Critical flaws open Foscam C1 IP cameras to compromise

Cisco Talos researcher Claudio Bozzato has unearthed a dozen of critical vulnerabilities affecting the Foscam C1 series of indoor HD cameras.

Foscam C1 vulnerabilities

The Foscam C1 is one of the most commonly deployed IP cameras. “In many cases these devices may be deployed in sensitive locations. They are marketed for use in security monitoring and many use these devices to monitor their homes, children, and pets remotely,” the Cisco Talos team has noted.

About the vulnerabilities

The vulnerabilities are present in Foscam C1 Indoor HD Cameras running application firmware version 2.52.2.43.

They include bugs that could lead to information disclosure and remote code execution, as well as a flaw that allows unsigned firmware images to be uploaded on the vulnerable devices.

Four exploitable buffer overflow vulnerability exists in the cameras’ DDNS client. To trigger the vulnerabilities, the attacker must be able to answer the device’s HTTP requests with a malicious payload.

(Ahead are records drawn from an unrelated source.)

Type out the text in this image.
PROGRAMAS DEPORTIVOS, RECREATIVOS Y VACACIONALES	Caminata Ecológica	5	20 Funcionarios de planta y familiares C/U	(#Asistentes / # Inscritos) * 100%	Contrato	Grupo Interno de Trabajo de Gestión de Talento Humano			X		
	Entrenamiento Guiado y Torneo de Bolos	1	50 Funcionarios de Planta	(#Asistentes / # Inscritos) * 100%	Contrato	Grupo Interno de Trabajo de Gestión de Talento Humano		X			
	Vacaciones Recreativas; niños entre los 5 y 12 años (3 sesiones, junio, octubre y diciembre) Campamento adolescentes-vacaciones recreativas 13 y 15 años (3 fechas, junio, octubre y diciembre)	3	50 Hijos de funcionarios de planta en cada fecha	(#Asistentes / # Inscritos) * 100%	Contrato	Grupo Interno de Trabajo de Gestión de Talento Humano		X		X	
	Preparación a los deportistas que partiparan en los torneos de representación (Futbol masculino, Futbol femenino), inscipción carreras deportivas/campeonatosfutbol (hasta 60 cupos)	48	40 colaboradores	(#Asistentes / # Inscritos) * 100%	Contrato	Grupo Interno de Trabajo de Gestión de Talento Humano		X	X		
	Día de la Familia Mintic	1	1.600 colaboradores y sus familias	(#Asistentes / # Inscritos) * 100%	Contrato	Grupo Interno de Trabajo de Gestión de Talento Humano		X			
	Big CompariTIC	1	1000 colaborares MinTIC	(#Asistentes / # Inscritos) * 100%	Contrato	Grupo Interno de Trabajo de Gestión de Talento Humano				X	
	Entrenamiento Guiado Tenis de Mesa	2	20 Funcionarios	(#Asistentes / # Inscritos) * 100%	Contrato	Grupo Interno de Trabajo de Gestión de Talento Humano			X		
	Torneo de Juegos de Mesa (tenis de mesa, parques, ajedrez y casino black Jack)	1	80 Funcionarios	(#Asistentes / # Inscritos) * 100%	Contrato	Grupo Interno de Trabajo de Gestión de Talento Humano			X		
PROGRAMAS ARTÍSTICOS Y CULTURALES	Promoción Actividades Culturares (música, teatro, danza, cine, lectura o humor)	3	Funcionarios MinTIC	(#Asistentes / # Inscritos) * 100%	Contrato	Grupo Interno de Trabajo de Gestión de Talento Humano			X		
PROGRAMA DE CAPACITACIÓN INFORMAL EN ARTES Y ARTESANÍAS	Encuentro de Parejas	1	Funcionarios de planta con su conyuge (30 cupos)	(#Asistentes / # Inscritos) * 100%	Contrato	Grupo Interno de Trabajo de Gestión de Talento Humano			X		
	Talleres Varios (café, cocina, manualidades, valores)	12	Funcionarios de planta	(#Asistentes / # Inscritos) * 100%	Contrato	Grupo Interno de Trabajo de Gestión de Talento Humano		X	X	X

“On devices with DDNS enabled, an attacker who is able to intercept HTTP connections will be able to fully compromise the device by creating a rogue HTTP server,” the security advisories for these flaws explain.

The vulnerability that allows the upload and installation of unsigned firmware images is due to insufficient security checks in the recovery procedure.

“A HTTP request can allow for a user to perform a firmware upgrade using a crafted image. Before any firmware upgrades in this image are flashed to the device, binaries as well as arguments to shell commands contained in the image are executed with elevated privileges,” it has been explained.

Another missing check could allow an attacker to reset the user accounts to factory defaults, without authentication, via a specially crafted request on port 10001.

More details and links to specific advisories (and PoC code) can be found here.

Fixes available?

The vulnerabilities have been responsibly disclosed to Foscam on July 13, 2017, and the team says that the company has released a firmware update that fixes them.

“Users of the affected devices should update to this new version as quickly as is operationally feasible to ensure that their devices are not vulnerable,” they advise.

But a quick perusal of the official Foscam site reveals that the latest firmware updates provided for download for users of Foscam C1 cameras dates back to June 2017. Obviously, the company has yet to push out the firmware updates that plug these holes.

Users should, therefore, keep an eye on the site and react quickly when the updates are made available. Widely used vulnerable IP cameras are often roped into IoT botnets, and these botmasters are quick to exploit known flaws.

UPDATE (November 17, 2017):

Foscam has released the firmware updates for the affected cameras.